Saturday, July 20, 2019
Chevrolet Advertising :: Marketing Advertisement
Missing Figures/Works Cited Genuine Chevrolet Advertisers create ads in magazines to catch the eyes of readers and encourage them to want to buy the product. Each advertisement includes claims, warrants, and supports, which make the advertisements attractive. For example, in the attached advertisement for Chevrolet Cavalier, each of these ideas used, makes the reader want to go out and buy this car. In the advertisement, there are many catchy phrases and pictures which make the car look very desirable. Furthermore, the general nature of a magazine such as "People," where the ad is found, it attracts people of all types. As displayed in the Chevrolet advertisements, claims, warrants, and supports are used to attract people of all types. Claims in the advertisements are used to try and get people of all types to notice, admire, and eventually go out and buy this car.

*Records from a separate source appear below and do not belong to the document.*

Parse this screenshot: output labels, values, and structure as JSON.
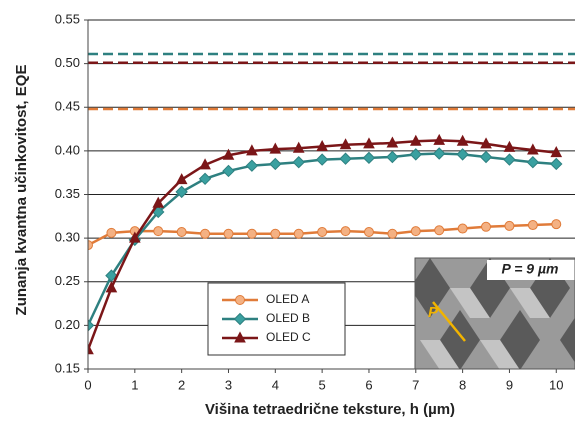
{
  "chart_data": {
    "type": "line",
    "xlabel": "Višina tetraedrične teksture, h (µm)",
    "ylabel": "Zunanja kvantna učinkovitost, EQE",
    "x": [
      0,
      0.5,
      1,
      1.5,
      2,
      2.5,
      3,
      3.5,
      4,
      4.5,
      5,
      5.5,
      6,
      6.5,
      7,
      7.5,
      8,
      8.5,
      9,
      9.5,
      10
    ],
    "series": [
      {
        "name": "OLED A",
        "color": "#e07b39",
        "fill": "#f4b183",
        "marker": "circle",
        "values": [
          0.292,
          0.306,
          0.308,
          0.308,
          0.307,
          0.305,
          0.305,
          0.305,
          0.305,
          0.305,
          0.307,
          0.308,
          0.307,
          0.305,
          0.308,
          0.309,
          0.311,
          0.313,
          0.314,
          0.315,
          0.316
        ]
      },
      {
        "name": "OLED B",
        "color": "#2e8080",
        "fill": "#3aa0a0",
        "marker": "diamond",
        "values": [
          0.2,
          0.257,
          0.298,
          0.33,
          0.353,
          0.368,
          0.377,
          0.383,
          0.385,
          0.387,
          0.39,
          0.391,
          0.392,
          0.393,
          0.396,
          0.397,
          0.396,
          0.393,
          0.39,
          0.387,
          0.385
        ]
      },
      {
        "name": "OLED C",
        "color": "#7b1618",
        "fill": "#7b1618",
        "marker": "triangle",
        "values": [
          0.172,
          0.243,
          0.3,
          0.34,
          0.367,
          0.384,
          0.395,
          0.4,
          0.402,
          0.403,
          0.405,
          0.407,
          0.408,
          0.409,
          0.411,
          0.412,
          0.411,
          0.408,
          0.404,
          0.401,
          0.398
        ]
      }
    ],
    "reference_lines": [
      {
        "value": 0.511,
        "color": "#2e8080"
      },
      {
        "value": 0.501,
        "color": "#7b1618"
      },
      {
        "value": 0.448,
        "color": "#e07b39"
      }
    ],
    "xlim": [
      0,
      10.4
    ],
    "xticks": [
      0,
      1,
      2,
      3,
      4,
      5,
      6,
      7,
      8,
      9,
      10
    ],
    "ylim": [
      0.15,
      0.55
    ],
    "yticks": [
      0.15,
      {
        "value": 0.2,
        "label": "0.20"
      },
      0.25,
      {
        "value": 0.3,
        "label": "0.30"
      },
      0.35,
      {
        "value": 0.4,
        "label": "0.40"
      },
      0.45,
      {
        "value": 0.5,
        "label": "0.50"
      },
      0.55
    ],
    "grid": true,
    "inset_labels": [
      "P = 9 µm",
      "P"
    ]
  }
}
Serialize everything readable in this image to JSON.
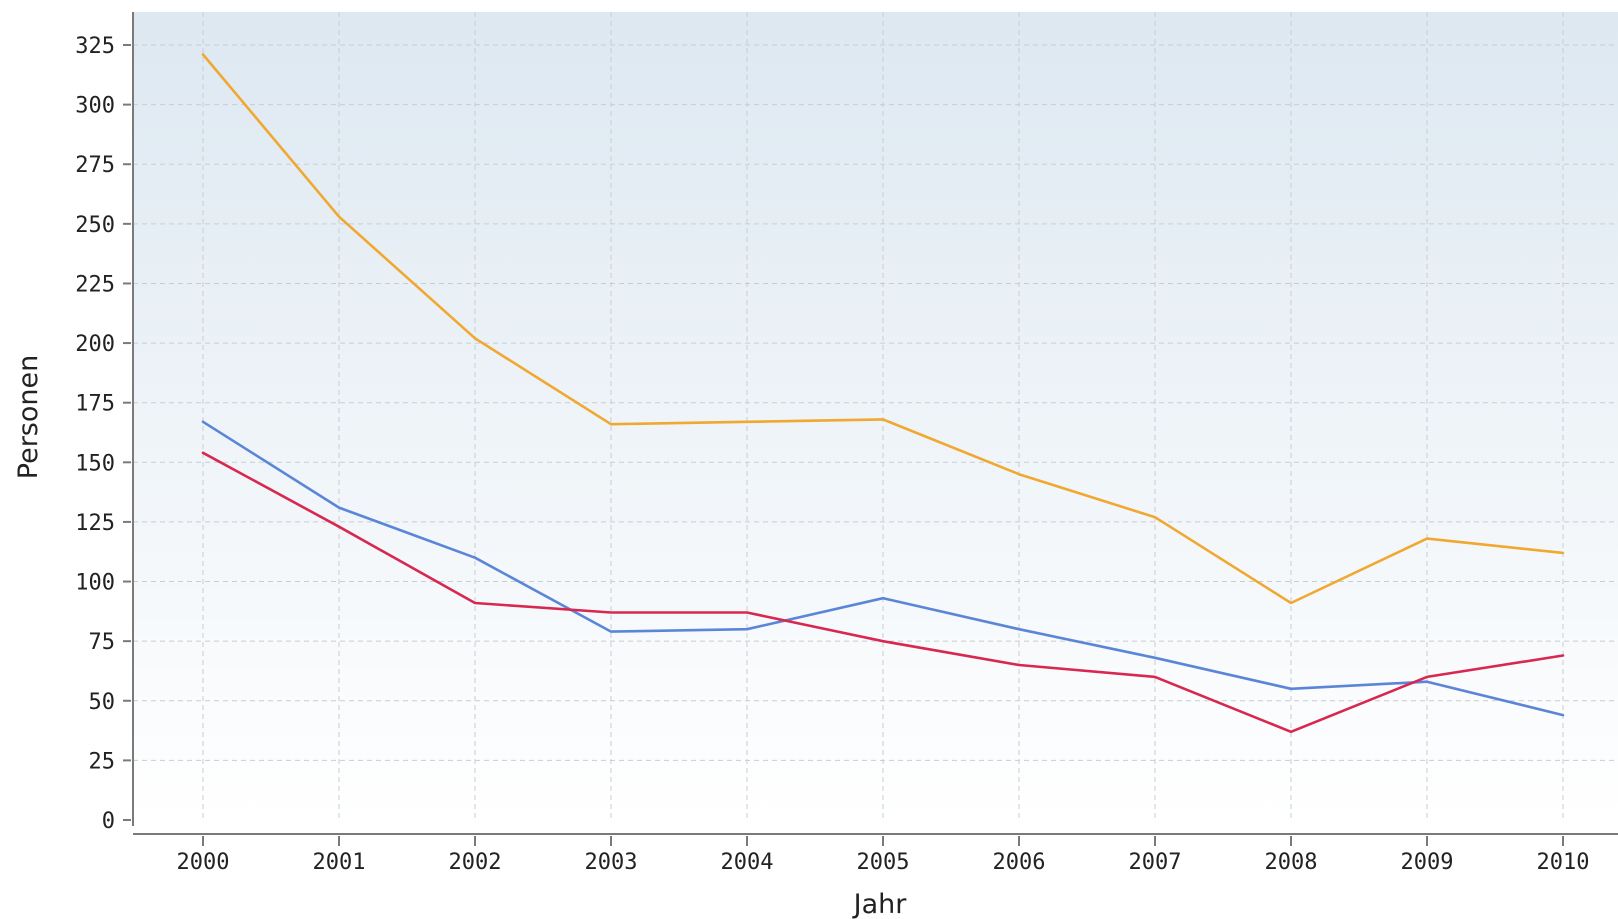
{
  "chart_data": {
    "type": "line",
    "title": "",
    "xlabel": "Jahr",
    "ylabel": "Personen",
    "x": [
      "2000",
      "2001",
      "2002",
      "2003",
      "2004",
      "2005",
      "2006",
      "2007",
      "2008",
      "2009",
      "2010"
    ],
    "yticks": [
      0,
      25,
      50,
      75,
      100,
      125,
      150,
      175,
      200,
      225,
      250,
      275,
      300,
      325
    ],
    "ylim": [
      0,
      337
    ],
    "grid": true,
    "legend": "none",
    "background_gradient": [
      "#dde8f1",
      "#ffffff"
    ],
    "series": [
      {
        "color": "#f0a830",
        "values": [
          321,
          253,
          202,
          166,
          167,
          168,
          145,
          127,
          91,
          118,
          112
        ]
      },
      {
        "color": "#5b86d8",
        "values": [
          167,
          131,
          110,
          79,
          80,
          93,
          80,
          68,
          55,
          58,
          44
        ]
      },
      {
        "color": "#d8284f",
        "values": [
          154,
          123,
          91,
          87,
          87,
          75,
          65,
          60,
          37,
          60,
          69
        ]
      }
    ]
  }
}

There are three different types of claims: policy, fact, and value. The claims of policy in this advertisement are similar to most claims of policy in ads, which are, "buy this product." The claims of policy are created by the pretty picture on the opposite side of the page, and the writing on the ad. In the picture, the pretty mountains and bright sun look very inviting to someone who needs sometime to relax. By the desire to have free time, the busy worker will think that the car will get them some free time. Then, they will want to buy the car. The writing includes lines such as, "Finally. After working for what seems like forever, you have some time to yourself." Although this quote really does not have much to do with the car, it attracts the reader who may want some free time. The claims of fact include the statements about how many miles the car can go before needing a tune up and how it fits a low budget. These kinds of claims can attract people of all kinds, mainly people looking to spend little on a car for themselves or for their children. The claims of value state that this car can take you wherever you want, and that "even though going out during your free time may cost a lot, getting there won't." From these examples of claims of policy, fact, and value, the car looks very attractive to a reader.